Step 6: Print $f(n)+1$ to the screen, and terminate.

This program cannot describe a unary primitive recursive function, because it disagrees with them all (due to the "$+1$" part of Step 6). I'm trying to figure out exactly where this fails primitive recursion. I'm guessing it is in Step #5, where we replace the expression with the actual function it expresses.

However, I've been taught that primitive recursive functions are those computer programs that don't use unbounded searches/while loops, and I'm not seeing an unbounded search here. I expect that an expert will immediately see the issue, and so I want to express thanks in advance for any comments and thoughts.

Answer 1

It's not step $5$, but step $6$. Or more precisely (as Andreas Blass comments below), it's the implicit "step $5.5$" which is needed to make sense of step $6$: computing $f(n)$ in the first place.

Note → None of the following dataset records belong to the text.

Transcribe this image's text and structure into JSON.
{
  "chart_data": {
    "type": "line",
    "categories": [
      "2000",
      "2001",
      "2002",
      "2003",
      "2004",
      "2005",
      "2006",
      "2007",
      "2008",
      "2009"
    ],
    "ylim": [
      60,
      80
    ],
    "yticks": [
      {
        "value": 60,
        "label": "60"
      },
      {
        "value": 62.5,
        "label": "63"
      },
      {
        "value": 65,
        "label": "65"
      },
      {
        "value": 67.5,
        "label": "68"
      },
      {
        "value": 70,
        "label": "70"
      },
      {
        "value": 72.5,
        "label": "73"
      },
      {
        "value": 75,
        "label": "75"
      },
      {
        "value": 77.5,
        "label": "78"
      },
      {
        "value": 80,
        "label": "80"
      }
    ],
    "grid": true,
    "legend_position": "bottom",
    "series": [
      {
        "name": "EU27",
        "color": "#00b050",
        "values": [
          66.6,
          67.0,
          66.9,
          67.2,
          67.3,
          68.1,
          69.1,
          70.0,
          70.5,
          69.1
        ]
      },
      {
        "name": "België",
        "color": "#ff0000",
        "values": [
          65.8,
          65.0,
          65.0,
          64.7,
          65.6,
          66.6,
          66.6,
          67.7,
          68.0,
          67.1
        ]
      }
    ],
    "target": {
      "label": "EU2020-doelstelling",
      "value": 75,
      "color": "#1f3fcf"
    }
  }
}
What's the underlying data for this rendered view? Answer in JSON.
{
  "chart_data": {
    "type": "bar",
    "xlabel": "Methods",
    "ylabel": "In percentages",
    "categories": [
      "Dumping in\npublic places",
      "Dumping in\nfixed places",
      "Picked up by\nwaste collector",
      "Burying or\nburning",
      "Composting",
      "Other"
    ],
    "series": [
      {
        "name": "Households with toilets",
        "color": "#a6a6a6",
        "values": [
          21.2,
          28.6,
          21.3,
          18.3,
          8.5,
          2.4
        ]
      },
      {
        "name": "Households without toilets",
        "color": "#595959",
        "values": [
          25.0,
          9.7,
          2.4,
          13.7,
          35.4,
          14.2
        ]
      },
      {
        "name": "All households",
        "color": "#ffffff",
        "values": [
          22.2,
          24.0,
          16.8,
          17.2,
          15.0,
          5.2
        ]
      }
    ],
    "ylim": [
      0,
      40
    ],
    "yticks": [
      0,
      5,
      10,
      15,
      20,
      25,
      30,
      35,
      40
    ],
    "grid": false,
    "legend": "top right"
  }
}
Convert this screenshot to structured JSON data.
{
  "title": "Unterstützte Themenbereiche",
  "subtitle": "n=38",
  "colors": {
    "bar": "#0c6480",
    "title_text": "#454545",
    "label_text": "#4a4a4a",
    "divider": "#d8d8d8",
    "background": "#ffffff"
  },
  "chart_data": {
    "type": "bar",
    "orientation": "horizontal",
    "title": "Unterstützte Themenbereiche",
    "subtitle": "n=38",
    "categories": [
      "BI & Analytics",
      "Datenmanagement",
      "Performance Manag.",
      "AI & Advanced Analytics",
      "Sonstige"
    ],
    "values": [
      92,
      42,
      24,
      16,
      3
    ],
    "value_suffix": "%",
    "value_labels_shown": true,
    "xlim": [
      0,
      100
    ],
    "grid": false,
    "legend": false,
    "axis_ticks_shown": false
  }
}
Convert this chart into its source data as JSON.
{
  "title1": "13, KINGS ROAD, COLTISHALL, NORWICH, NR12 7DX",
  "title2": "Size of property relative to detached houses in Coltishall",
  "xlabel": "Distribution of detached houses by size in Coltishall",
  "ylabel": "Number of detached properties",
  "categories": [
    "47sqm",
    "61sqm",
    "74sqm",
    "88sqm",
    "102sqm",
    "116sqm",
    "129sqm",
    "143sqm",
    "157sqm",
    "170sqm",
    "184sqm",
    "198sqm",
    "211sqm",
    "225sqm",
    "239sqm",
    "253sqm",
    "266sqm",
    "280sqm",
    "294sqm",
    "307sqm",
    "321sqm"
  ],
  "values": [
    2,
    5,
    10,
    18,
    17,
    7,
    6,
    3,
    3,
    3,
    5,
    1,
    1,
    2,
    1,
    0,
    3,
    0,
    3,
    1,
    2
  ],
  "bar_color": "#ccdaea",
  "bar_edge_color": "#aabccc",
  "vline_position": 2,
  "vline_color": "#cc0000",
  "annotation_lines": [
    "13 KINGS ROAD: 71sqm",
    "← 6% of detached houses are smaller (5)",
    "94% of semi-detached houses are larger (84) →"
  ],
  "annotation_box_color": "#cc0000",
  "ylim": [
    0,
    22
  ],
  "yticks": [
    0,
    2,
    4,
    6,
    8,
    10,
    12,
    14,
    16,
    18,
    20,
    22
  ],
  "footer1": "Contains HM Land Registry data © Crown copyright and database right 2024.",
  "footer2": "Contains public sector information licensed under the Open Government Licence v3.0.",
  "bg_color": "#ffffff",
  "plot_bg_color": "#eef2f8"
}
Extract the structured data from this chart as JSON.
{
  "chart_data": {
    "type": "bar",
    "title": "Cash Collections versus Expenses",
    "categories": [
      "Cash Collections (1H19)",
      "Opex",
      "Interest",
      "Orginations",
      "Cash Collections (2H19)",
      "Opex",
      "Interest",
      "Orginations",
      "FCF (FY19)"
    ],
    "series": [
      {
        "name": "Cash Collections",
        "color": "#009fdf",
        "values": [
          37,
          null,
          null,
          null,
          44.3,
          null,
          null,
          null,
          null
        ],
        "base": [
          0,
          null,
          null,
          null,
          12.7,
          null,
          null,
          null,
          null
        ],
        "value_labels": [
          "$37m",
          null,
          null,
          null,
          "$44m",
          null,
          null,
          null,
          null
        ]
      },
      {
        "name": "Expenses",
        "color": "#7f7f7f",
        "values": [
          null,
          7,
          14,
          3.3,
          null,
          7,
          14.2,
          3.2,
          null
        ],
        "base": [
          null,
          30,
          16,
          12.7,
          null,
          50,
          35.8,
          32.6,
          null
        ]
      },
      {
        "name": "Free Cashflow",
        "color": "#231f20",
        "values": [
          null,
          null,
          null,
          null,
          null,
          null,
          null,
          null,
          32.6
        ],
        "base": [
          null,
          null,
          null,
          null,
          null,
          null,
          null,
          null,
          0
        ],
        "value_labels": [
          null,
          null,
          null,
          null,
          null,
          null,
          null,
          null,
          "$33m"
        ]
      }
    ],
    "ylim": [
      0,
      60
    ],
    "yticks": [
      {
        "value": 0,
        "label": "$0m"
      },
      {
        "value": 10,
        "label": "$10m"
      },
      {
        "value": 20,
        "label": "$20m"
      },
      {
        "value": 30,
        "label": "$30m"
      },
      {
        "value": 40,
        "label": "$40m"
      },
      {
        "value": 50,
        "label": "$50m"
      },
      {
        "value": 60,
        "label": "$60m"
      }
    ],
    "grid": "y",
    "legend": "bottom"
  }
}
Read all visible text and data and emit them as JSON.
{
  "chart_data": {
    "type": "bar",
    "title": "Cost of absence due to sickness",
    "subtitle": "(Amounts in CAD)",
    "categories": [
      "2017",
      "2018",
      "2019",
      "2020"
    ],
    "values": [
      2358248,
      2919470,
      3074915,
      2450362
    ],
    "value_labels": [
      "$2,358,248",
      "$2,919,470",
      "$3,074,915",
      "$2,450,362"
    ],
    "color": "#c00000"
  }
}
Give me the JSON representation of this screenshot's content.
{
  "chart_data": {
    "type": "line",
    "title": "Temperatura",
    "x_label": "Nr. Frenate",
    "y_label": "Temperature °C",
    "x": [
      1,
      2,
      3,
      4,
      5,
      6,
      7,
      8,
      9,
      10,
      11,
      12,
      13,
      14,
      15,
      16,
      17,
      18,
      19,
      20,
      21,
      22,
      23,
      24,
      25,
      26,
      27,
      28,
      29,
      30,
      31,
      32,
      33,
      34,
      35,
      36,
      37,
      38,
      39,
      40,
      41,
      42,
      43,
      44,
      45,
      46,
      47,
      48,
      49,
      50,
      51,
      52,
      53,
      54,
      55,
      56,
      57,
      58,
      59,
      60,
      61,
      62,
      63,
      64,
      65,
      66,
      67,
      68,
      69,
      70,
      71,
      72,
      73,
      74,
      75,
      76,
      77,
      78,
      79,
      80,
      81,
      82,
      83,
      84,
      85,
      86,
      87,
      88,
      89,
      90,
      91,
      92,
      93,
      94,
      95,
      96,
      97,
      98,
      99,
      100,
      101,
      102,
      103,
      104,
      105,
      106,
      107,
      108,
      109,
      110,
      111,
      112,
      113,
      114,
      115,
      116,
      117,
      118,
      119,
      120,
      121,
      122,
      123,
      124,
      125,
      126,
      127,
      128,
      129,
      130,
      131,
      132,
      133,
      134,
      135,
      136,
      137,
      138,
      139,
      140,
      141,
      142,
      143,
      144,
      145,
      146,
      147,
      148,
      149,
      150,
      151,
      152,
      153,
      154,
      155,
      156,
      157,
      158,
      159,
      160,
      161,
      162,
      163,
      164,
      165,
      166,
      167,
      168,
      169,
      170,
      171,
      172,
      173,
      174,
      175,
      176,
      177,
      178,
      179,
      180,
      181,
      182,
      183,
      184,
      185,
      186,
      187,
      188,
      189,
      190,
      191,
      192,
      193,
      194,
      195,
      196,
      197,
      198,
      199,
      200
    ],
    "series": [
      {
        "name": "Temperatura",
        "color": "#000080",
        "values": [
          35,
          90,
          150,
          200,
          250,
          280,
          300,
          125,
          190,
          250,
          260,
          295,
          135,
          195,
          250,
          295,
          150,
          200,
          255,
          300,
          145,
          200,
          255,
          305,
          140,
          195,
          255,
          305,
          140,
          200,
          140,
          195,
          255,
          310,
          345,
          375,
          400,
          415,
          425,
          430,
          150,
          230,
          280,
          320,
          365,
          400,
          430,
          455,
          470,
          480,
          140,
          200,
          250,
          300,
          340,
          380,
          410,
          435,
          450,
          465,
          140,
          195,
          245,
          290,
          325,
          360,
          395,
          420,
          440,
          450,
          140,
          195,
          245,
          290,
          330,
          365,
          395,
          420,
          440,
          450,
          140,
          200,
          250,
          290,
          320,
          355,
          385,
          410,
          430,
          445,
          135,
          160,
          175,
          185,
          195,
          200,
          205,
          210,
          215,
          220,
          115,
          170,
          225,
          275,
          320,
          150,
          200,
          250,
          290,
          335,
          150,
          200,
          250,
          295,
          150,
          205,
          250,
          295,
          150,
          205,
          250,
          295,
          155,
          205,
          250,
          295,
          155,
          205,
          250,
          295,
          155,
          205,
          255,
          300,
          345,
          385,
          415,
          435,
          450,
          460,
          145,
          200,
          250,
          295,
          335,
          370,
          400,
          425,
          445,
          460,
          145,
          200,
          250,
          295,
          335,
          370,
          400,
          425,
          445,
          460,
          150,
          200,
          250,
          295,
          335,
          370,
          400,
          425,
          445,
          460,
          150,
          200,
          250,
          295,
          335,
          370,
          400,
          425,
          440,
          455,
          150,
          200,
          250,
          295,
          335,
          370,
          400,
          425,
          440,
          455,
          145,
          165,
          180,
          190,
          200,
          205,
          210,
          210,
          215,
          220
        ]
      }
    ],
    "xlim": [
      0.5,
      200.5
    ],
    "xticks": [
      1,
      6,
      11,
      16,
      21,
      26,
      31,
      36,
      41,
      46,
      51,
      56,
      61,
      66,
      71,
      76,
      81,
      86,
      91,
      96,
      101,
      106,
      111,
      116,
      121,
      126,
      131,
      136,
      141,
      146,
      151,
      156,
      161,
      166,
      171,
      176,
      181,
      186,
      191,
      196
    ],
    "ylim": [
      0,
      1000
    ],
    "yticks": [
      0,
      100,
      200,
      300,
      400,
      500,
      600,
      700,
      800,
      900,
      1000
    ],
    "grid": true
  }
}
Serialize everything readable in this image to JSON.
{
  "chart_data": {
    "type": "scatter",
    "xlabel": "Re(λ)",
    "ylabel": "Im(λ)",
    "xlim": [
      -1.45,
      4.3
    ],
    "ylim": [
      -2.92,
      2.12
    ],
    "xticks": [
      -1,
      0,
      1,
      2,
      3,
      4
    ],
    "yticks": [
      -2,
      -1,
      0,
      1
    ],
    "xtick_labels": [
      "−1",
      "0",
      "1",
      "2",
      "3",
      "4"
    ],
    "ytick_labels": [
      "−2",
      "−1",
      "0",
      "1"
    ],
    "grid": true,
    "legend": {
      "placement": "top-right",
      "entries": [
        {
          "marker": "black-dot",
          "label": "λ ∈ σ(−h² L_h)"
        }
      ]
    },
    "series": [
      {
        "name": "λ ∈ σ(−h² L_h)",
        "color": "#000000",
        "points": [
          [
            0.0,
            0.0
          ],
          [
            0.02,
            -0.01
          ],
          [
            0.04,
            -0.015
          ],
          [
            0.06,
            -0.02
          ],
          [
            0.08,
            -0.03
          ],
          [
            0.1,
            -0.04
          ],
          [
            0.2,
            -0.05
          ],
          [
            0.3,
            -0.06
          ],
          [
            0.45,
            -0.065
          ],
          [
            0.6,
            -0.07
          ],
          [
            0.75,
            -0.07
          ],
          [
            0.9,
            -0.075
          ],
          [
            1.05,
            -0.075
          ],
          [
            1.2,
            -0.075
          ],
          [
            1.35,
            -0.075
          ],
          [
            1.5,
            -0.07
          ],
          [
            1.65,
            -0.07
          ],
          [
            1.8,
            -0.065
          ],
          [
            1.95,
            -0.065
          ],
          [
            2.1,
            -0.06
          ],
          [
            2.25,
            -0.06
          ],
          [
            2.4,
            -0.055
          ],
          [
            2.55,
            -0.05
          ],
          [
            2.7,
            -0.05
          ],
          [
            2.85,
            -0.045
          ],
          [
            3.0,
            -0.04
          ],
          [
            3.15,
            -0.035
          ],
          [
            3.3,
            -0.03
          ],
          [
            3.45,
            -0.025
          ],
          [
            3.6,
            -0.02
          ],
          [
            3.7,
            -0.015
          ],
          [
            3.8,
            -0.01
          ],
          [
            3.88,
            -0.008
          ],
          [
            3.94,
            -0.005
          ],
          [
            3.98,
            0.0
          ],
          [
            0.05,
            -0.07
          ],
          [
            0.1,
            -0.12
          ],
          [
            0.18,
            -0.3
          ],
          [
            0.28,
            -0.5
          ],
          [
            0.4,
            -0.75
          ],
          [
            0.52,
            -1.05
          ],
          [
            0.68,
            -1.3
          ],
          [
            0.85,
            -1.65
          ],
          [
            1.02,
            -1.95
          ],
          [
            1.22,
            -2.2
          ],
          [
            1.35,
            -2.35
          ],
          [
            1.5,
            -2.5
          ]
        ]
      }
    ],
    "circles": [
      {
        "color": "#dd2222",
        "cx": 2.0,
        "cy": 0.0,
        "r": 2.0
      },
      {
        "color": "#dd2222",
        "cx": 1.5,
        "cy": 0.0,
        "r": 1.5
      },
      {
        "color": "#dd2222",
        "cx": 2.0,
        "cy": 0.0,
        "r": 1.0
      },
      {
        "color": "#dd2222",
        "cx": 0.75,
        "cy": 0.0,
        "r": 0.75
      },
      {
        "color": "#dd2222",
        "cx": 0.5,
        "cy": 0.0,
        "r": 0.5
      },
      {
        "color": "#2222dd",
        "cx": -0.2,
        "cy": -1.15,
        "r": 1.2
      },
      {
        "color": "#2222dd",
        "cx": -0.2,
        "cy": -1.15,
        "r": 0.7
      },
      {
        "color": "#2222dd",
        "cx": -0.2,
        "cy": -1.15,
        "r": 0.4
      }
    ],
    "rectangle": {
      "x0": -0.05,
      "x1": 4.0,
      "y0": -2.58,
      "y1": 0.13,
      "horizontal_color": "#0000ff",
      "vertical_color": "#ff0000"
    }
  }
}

The issue is that there is no "universal compiler" for primitive recursive functions which is itself primitive recursive. The issue, intuitively, is that each individual p.r. function is "bounded complexity" in a particular sense but there is no single "bound on the bounds."

In fact there's nothing specific to primitive recursion here: by simple diagonalization, if $F=(f_i)_{i\in\mathbb{N}}$ is any indexed family of total computable functions then there is no $F$-universal function in $F$ itself. (Totality plays a crucial role here of course.)